A salient instantiation is the self-harm detection workflow. Here, input samples are processed by a sequence of agents (Worker $\rightarrow$ Triage $\rightarrow$ {Risk, Legal}), each employing MC sampling and uncertainty quantification. The episode terminates in an automated label or is escalated for human review. Key numerical findings include up to 19% accuracy improvement and an 85 $\times$ reduction in human review relative to a single-agent baseline, without increased latency in low- $n$ configurations (Joshi et al., 2 Feb 2026).

5. Tractability, Approximation, and Scalability

The joint state-action space in multi-agent finite-horizon MDPs scales exponentially in the number of agents. Structural assumptions and approximation techniques address this:

Factorizations: Transition independence and sparse coordination graphs enable local policy computations and reduce complexity to polynomial in the number of agents for fixed horizon and local state/action size (Choudhury et al., 2021, Sahabandu et al., 2021).
Anytime and local-search schemes: Iterative local policy improvement with provable finite-horizon performance bounds under (approximate) independence and submodular rewards (Sahabandu et al., 2021).
Monte Carlo Tree Search (MCTS): Combines tree search with Max-Plus message passing for value approximation within horizon truncation (Choudhury et al., 2021).
Decentralized policy iteration with function approximation: Approximate linear programming schemes utilizing basis functions, with explicit error propagation and scaling in the agent number and feature set size (Mandal et al., 2023).
Truncated local process tolerance: Fast-decay and locality allow near-optimal decentralized policies from finite-depth local subproblems (Qu et al., 2019).

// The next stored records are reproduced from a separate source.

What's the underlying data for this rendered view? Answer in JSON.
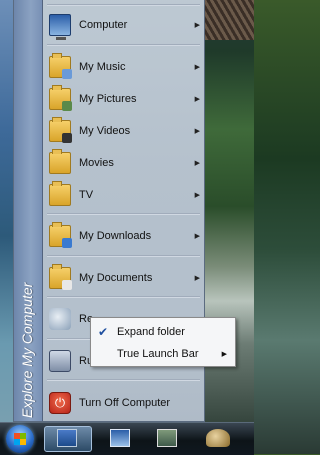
{
  "start_menu": {
    "side_label": "Explore My Computer",
    "items": [
      {
        "label": "Computer",
        "icon": "computer-icon",
        "submenu": true
      },
      {
        "label": "My Music",
        "icon": "music-folder-icon",
        "submenu": true
      },
      {
        "label": "My Pictures",
        "icon": "pictures-folder-icon",
        "submenu": true
      },
      {
        "label": "My Videos",
        "icon": "videos-folder-icon",
        "submenu": true
      },
      {
        "label": "Movies",
        "icon": "movies-folder-icon",
        "submenu": true
      },
      {
        "label": "TV",
        "icon": "tv-folder-icon",
        "submenu": true
      },
      {
        "label": "My Downloads",
        "icon": "downloads-folder-icon",
        "submenu": true
      },
      {
        "label": "My Documents",
        "icon": "documents-folder-icon",
        "submenu": true
      },
      {
        "label": "Re",
        "icon": "recent-icon",
        "submenu": false
      },
      {
        "label": "Ru",
        "icon": "run-icon",
        "submenu": false
      },
      {
        "label": "Turn Off Computer",
        "icon": "power-icon",
        "submenu": false
      }
    ]
  },
  "context_menu": {
    "items": [
      {
        "label": "Expand folder",
        "checked": true,
        "submenu": false
      },
      {
        "label": "True Launch Bar",
        "checked": false,
        "submenu": true
      }
    ]
  },
  "taskbar": {
    "buttons": [
      "start-orb",
      "true-launch-bar-app",
      "computer",
      "window",
      "chess"
    ]
  }
}
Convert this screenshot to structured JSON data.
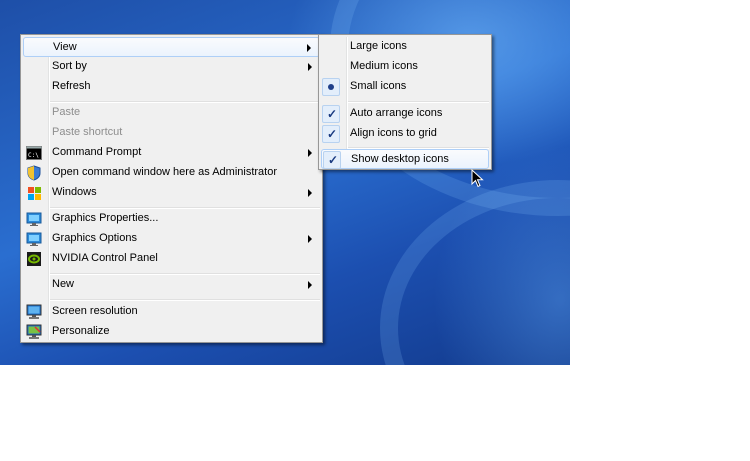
{
  "context_menu": {
    "items": [
      {
        "label": "View",
        "submenu": true,
        "icon": "",
        "disabled": false
      },
      {
        "label": "Sort by",
        "submenu": true,
        "icon": "",
        "disabled": false
      },
      {
        "label": "Refresh",
        "submenu": false,
        "icon": "",
        "disabled": false
      },
      {
        "label": "Paste",
        "submenu": false,
        "icon": "",
        "disabled": true
      },
      {
        "label": "Paste shortcut",
        "submenu": false,
        "icon": "",
        "disabled": true
      },
      {
        "label": "Command Prompt",
        "submenu": true,
        "icon": "command-prompt-icon",
        "disabled": false
      },
      {
        "label": "Open command window here as Administrator",
        "submenu": false,
        "icon": "shield-icon",
        "disabled": false
      },
      {
        "label": "Windows",
        "submenu": true,
        "icon": "windows-logo-icon",
        "disabled": false
      },
      {
        "label": "Graphics Properties...",
        "submenu": false,
        "icon": "graphics-properties-icon",
        "disabled": false
      },
      {
        "label": "Graphics Options",
        "submenu": true,
        "icon": "graphics-options-icon",
        "disabled": false
      },
      {
        "label": "NVIDIA Control Panel",
        "submenu": false,
        "icon": "nvidia-icon",
        "disabled": false
      },
      {
        "label": "New",
        "submenu": true,
        "icon": "",
        "disabled": false
      },
      {
        "label": "Screen resolution",
        "submenu": false,
        "icon": "monitor-icon",
        "disabled": false
      },
      {
        "label": "Personalize",
        "submenu": false,
        "icon": "personalize-icon",
        "disabled": false
      }
    ]
  },
  "view_submenu": {
    "items": [
      {
        "label": "Large icons",
        "state": "none"
      },
      {
        "label": "Medium icons",
        "state": "none"
      },
      {
        "label": "Small icons",
        "state": "radio"
      },
      {
        "label": "Auto arrange icons",
        "state": "check"
      },
      {
        "label": "Align icons to grid",
        "state": "check"
      },
      {
        "label": "Show desktop icons",
        "state": "check"
      }
    ],
    "check_glyph": "✓"
  },
  "colors": {
    "menu_background": "#f0f0f0",
    "highlight_border": "#aecff7",
    "desktop_blue": "#1e4fa8"
  }
}
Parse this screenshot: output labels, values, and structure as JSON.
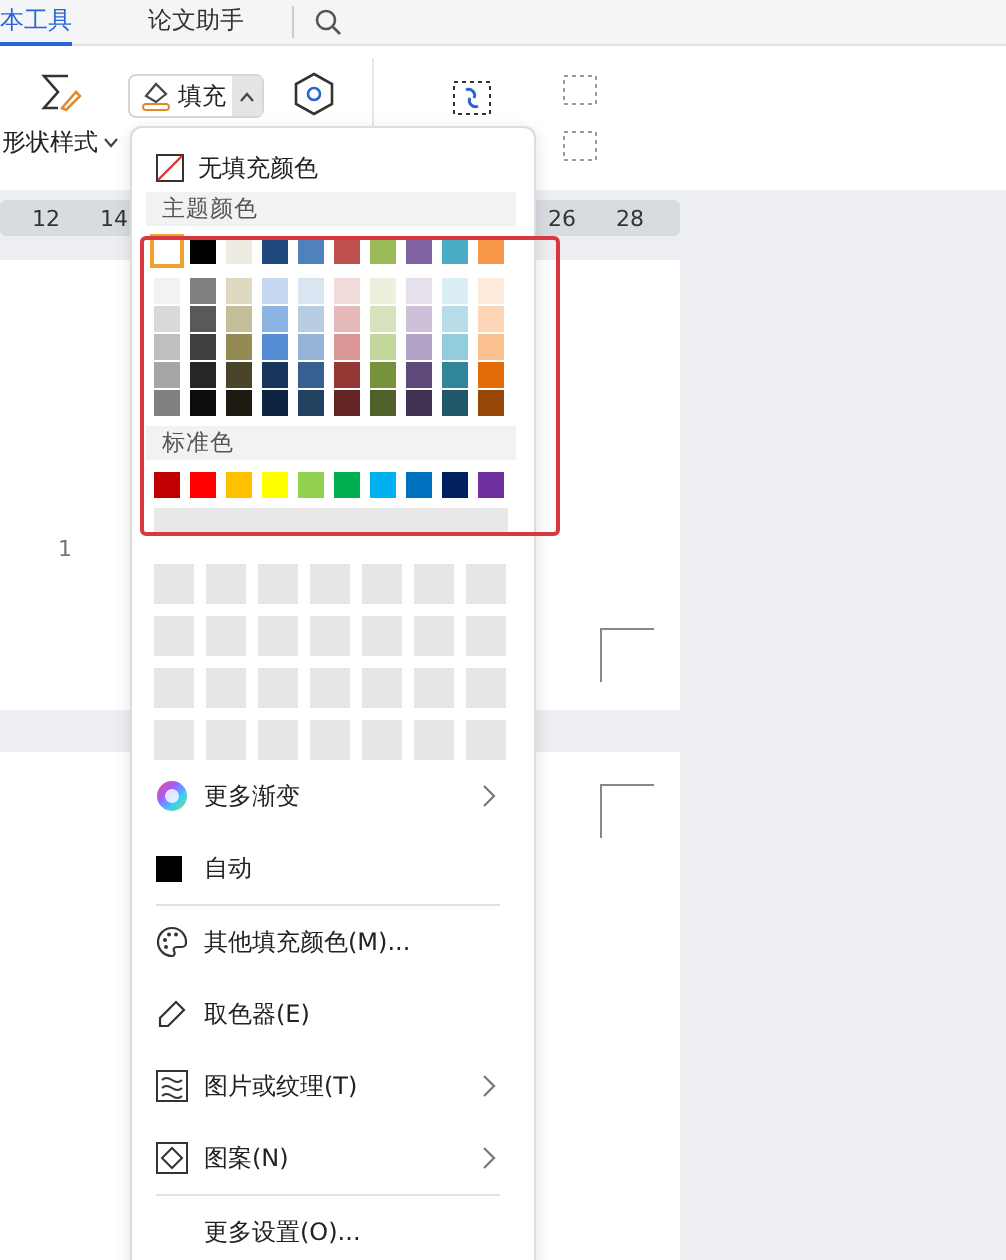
{
  "tabs": [
    {
      "label": "本工具",
      "selected": true
    },
    {
      "label": "论文助手",
      "selected": false
    }
  ],
  "ribbon": {
    "shape_style_label": "形状样式",
    "fill_button": {
      "label": "填充",
      "expanded": true
    }
  },
  "ruler": {
    "left_ticks": [
      "12",
      "14"
    ],
    "right_ticks": [
      "26",
      "28"
    ]
  },
  "page_number": "1",
  "fill_menu": {
    "no_fill_label": "无填充颜色",
    "theme_header": "主题颜色",
    "theme_colors": [
      {
        "color": "#ffffff",
        "selected": true
      },
      {
        "color": "#000000",
        "selected": false
      },
      {
        "color": "#eeece1",
        "selected": false
      },
      {
        "color": "#1f497d",
        "selected": false
      },
      {
        "color": "#4f81bd",
        "selected": false
      },
      {
        "color": "#c0504d",
        "selected": false
      },
      {
        "color": "#9bbb59",
        "selected": false
      },
      {
        "color": "#8064a2",
        "selected": false
      },
      {
        "color": "#4bacc6",
        "selected": false
      },
      {
        "color": "#f79646",
        "selected": false
      }
    ],
    "theme_shades": [
      [
        {
          "color": "#f2f2f2"
        },
        {
          "color": "#7f7f7f"
        },
        {
          "color": "#ddd9c3"
        },
        {
          "color": "#c6d9f0"
        },
        {
          "color": "#dbe5f1"
        },
        {
          "color": "#f2dcdb"
        },
        {
          "color": "#ebf1dd"
        },
        {
          "color": "#e5e0ec"
        },
        {
          "color": "#dbeef3"
        },
        {
          "color": "#fdeada"
        }
      ],
      [
        {
          "color": "#d9d9d9"
        },
        {
          "color": "#595959"
        },
        {
          "color": "#c4bd97"
        },
        {
          "color": "#8db3e2"
        },
        {
          "color": "#b8cce4"
        },
        {
          "color": "#e5b9b7"
        },
        {
          "color": "#d7e3bc"
        },
        {
          "color": "#ccc1d9"
        },
        {
          "color": "#b7dde8"
        },
        {
          "color": "#fbd5b5"
        }
      ],
      [
        {
          "color": "#bfbfbf"
        },
        {
          "color": "#404040"
        },
        {
          "color": "#948a54"
        },
        {
          "color": "#548dd4"
        },
        {
          "color": "#95b3d7"
        },
        {
          "color": "#d99694"
        },
        {
          "color": "#c3d69b"
        },
        {
          "color": "#b2a2c7"
        },
        {
          "color": "#92cddc"
        },
        {
          "color": "#fac08f"
        }
      ],
      [
        {
          "color": "#a6a6a6"
        },
        {
          "color": "#262626"
        },
        {
          "color": "#4a452a"
        },
        {
          "color": "#17365d"
        },
        {
          "color": "#366092"
        },
        {
          "color": "#953734"
        },
        {
          "color": "#76923c"
        },
        {
          "color": "#5f497a"
        },
        {
          "color": "#31859b"
        },
        {
          "color": "#e36c09"
        }
      ],
      [
        {
          "color": "#808080"
        },
        {
          "color": "#0d0d0d"
        },
        {
          "color": "#1d1b10"
        },
        {
          "color": "#0f243e"
        },
        {
          "color": "#244061"
        },
        {
          "color": "#632423"
        },
        {
          "color": "#4f6128"
        },
        {
          "color": "#3f3151"
        },
        {
          "color": "#205867"
        },
        {
          "color": "#974806"
        }
      ]
    ],
    "standard_header": "标准色",
    "standard_colors": [
      {
        "color": "#c00000"
      },
      {
        "color": "#ff0000"
      },
      {
        "color": "#ffc000"
      },
      {
        "color": "#ffff00"
      },
      {
        "color": "#92d050"
      },
      {
        "color": "#00b050"
      },
      {
        "color": "#00b0f0"
      },
      {
        "color": "#0070c0"
      },
      {
        "color": "#002060"
      },
      {
        "color": "#7030a0"
      }
    ],
    "items": [
      {
        "kind": "gradient",
        "label": "更多渐变",
        "submenu": true
      },
      {
        "kind": "auto",
        "label": "自动",
        "submenu": false
      },
      {
        "kind": "divider"
      },
      {
        "kind": "palette",
        "label": "其他填充颜色(M)...",
        "submenu": false
      },
      {
        "kind": "eyedropper",
        "label": "取色器(E)",
        "submenu": false
      },
      {
        "kind": "texture",
        "label": "图片或纹理(T)",
        "submenu": true
      },
      {
        "kind": "pattern",
        "label": "图案(N)",
        "submenu": true
      },
      {
        "kind": "divider"
      },
      {
        "kind": "plain",
        "label": "更多设置(O)...",
        "submenu": false
      }
    ]
  }
}
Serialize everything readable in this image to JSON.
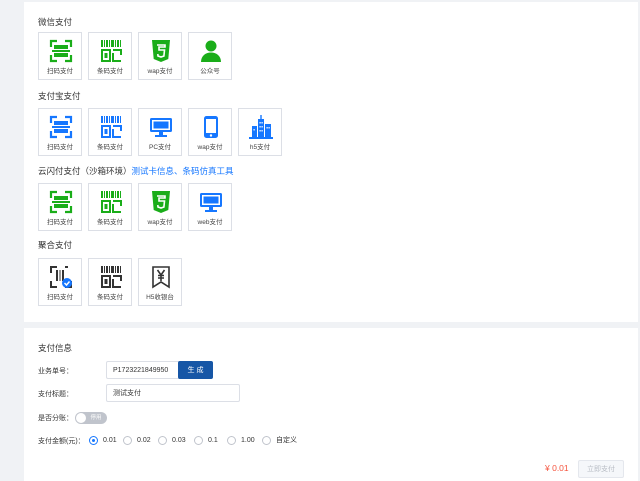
{
  "sections": {
    "wechat": {
      "title": "微信支付",
      "tiles": [
        "扫码支付",
        "条码支付",
        "wap支付",
        "公众号"
      ]
    },
    "alipay": {
      "title": "支付宝支付",
      "tiles": [
        "扫码支付",
        "条码支付",
        "PC支付",
        "wap支付",
        "h5支付"
      ]
    },
    "unionpay": {
      "title": "云闪付支付（沙箱环境）",
      "links": "测试卡信息、条码仿真工具",
      "tiles": [
        "扫码支付",
        "条码支付",
        "wap支付",
        "web支付"
      ]
    },
    "aggregate": {
      "title": "聚合支付",
      "tiles": [
        "扫码支付",
        "条码支付",
        "H5收银台"
      ]
    }
  },
  "icons": {
    "wechat": [
      "scan-icon",
      "barcode-icon",
      "html5-icon",
      "user-icon"
    ],
    "alipay": [
      "scan-icon",
      "barcode-icon",
      "monitor-icon",
      "phone-icon",
      "building-icon"
    ],
    "unionpay": [
      "scan-icon",
      "barcode-icon",
      "html5-icon",
      "monitor-icon"
    ],
    "aggregate": [
      "scan-check-icon",
      "barcode-icon",
      "yen-icon"
    ]
  },
  "colors": {
    "wechat": "#1aad19",
    "alipay": "#1677ff",
    "aggregate": "#333333",
    "price": "#f5533d",
    "primary_button": "#1656a6"
  },
  "pay_info": {
    "title": "支付信息",
    "order_label": "业务单号：",
    "order_value": "P1723221849950",
    "generate_label": "生 成",
    "subject_label": "支付标题：",
    "subject_value": "测试支付",
    "split_label": "是否分账：",
    "split_toggle": "停用",
    "amount_label": "支付金额(元)：",
    "amount_options": [
      "0.01",
      "0.02",
      "0.03",
      "0.1",
      "1.00",
      "自定义"
    ],
    "amount_selected": "0.01",
    "price": "¥ 0.01",
    "pay_button": "立即支付"
  }
}
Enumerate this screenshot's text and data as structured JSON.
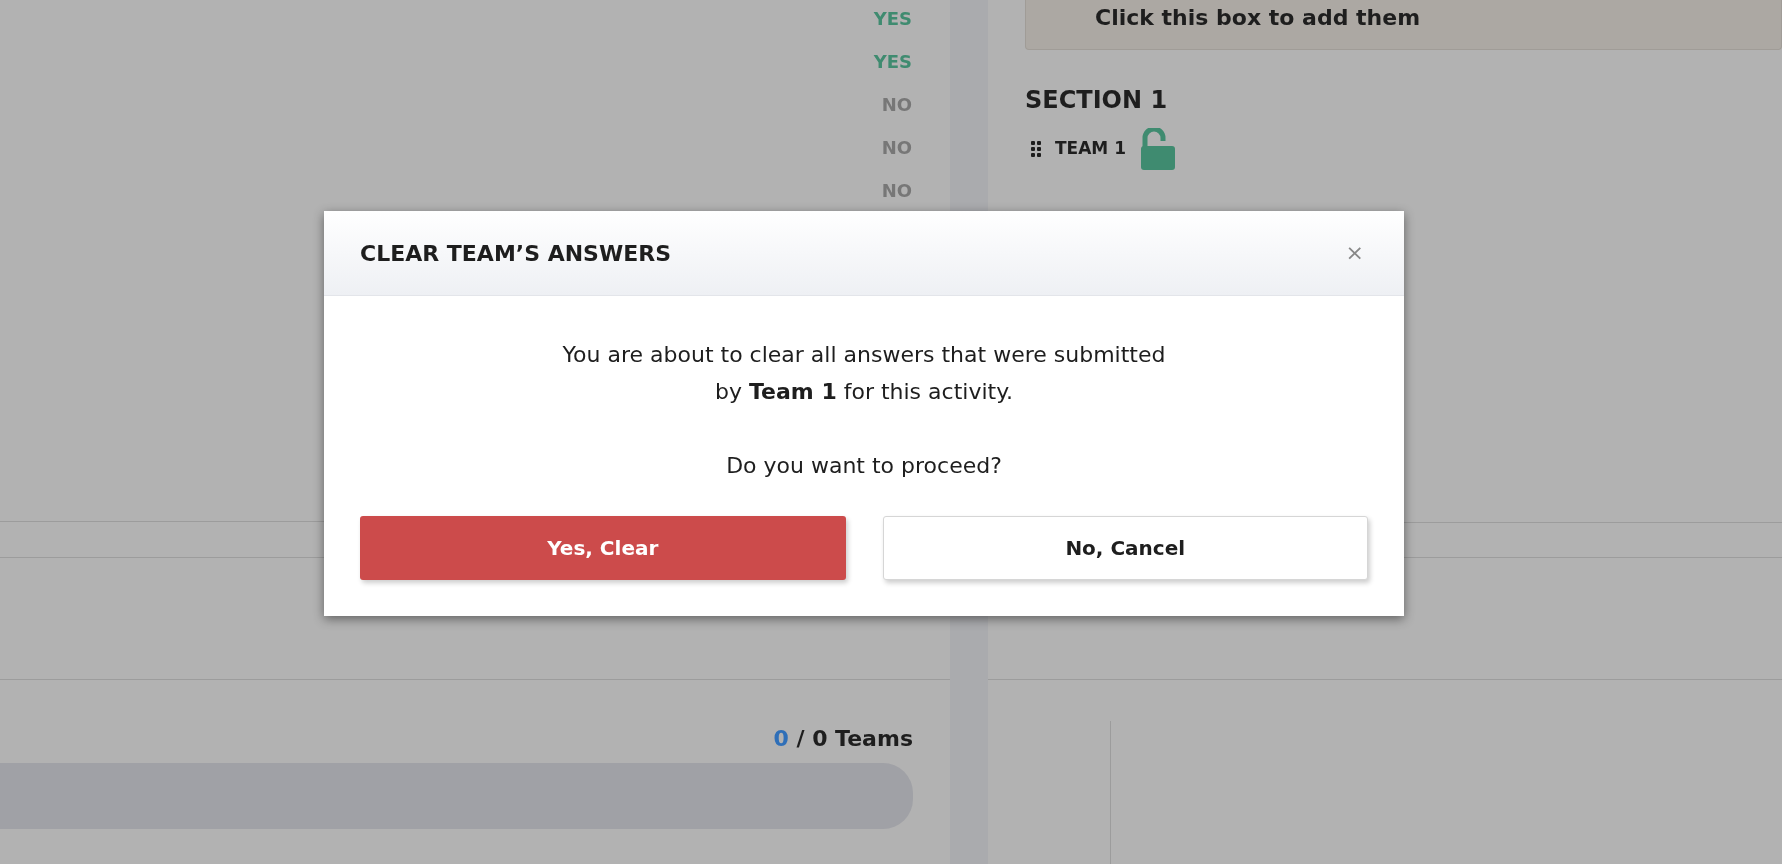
{
  "answers": [
    {
      "label": "YES",
      "kind": "yes"
    },
    {
      "label": "YES",
      "kind": "yes"
    },
    {
      "label": "NO",
      "kind": "no"
    },
    {
      "label": "NO",
      "kind": "no"
    },
    {
      "label": "NO",
      "kind": "no"
    }
  ],
  "add_box": {
    "text": "Click this box to add them"
  },
  "section": {
    "title": "SECTION 1",
    "teams": [
      {
        "name": "TEAM 1",
        "locked": false
      }
    ]
  },
  "progress": {
    "submitted": "0",
    "total": "/ 0 Teams",
    "level": 0
  },
  "modal": {
    "title": "CLEAR TEAM’S ANSWERS",
    "close": "×",
    "message": "You are about to clear all answers that were submitted\nby **Team 1** for this activity.",
    "question": "Do you want to proceed?",
    "buttons": [
      {
        "label": "Yes, Clear",
        "kind": "danger"
      },
      {
        "label": "No, Cancel",
        "kind": "secondary"
      }
    ]
  }
}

In structured workflows, the DAG and absorbing-terminal-state design guarantee bounded episode length and bypass the need for stationary policies.

6. Constraints, Fairness, and Mechanism Integration

Finite-horizon multi-agent MDPs naturally support integration of domain-specific constraints and secondary objectives:

State constraints: Via occupancy-distribution tracking and LP-based projection, state constraints (e.g., safety/capacity) yield CMDP formulations where feasible randomized policies are efficiently synthesized with performance guarantees (Chamie et al., 2015).
Equity and group objectives: Nash social welfare, min-max, and $\alpha$ -fairness objectives are realizable via modified reward structures and convex optimization, with RL-based algorithms exploiting occupancy-measure representations for regret and PAC bounds (Hassanzadeh et al., 2023, Ju et al., 2023).
Incentivized truthful reporting: In strategic agent settings, Markov-perfect equilibrium is enforced using sequential Groves or VCG mechanisms on top of the finite-horizon MDP, supporting coordination among self-interested agents with private state (Cavallo et al., 2012).

Close approximations to optimal fairness or constrained solutions are possible with explicit bounds on suboptimality and efficient computation.

7. Empirical Results, Impact, and Outlook

Empirical studies across regulated AI safety workflows, resource allocation, swarm control, and multi-stage planning consistently demonstrate the effectiveness of formalizing multi-agent processes as finite-horizon MDPs:

Metric	Baseline (Single Agent)	Multi-Agent MDP (Selected)	Reference
Accuracy	$69.8\%\pm1.8\%$	$88.0\%\pm2.3\%$	(Joshi et al., 2 Feb 2026)
Human Review Load	$17.2\pm3.6$	$0.2\pm0.6$ (n=1 MC)	(Joshi et al., 2 Feb 2026)
Processing Time(s)	$17.7\pm2.8$	$12.3\pm3.9$ (n=1 MC)	(Joshi et al., 2 Feb 2026)

Improvements in accuracy, efficiency, human-in-the-loop burden, and policy computability are typical. A plausible implication is continued adoption in AI system auditing, safety-critical decision workflows, distributed control, and collaborative autonomy.

The formalism accommodates further research in uncertainty quantification, explainability, scalable coordination, and robust mechanism design, forming a foundation for next-generation AI governance and trustworthy distributed intelligent systems.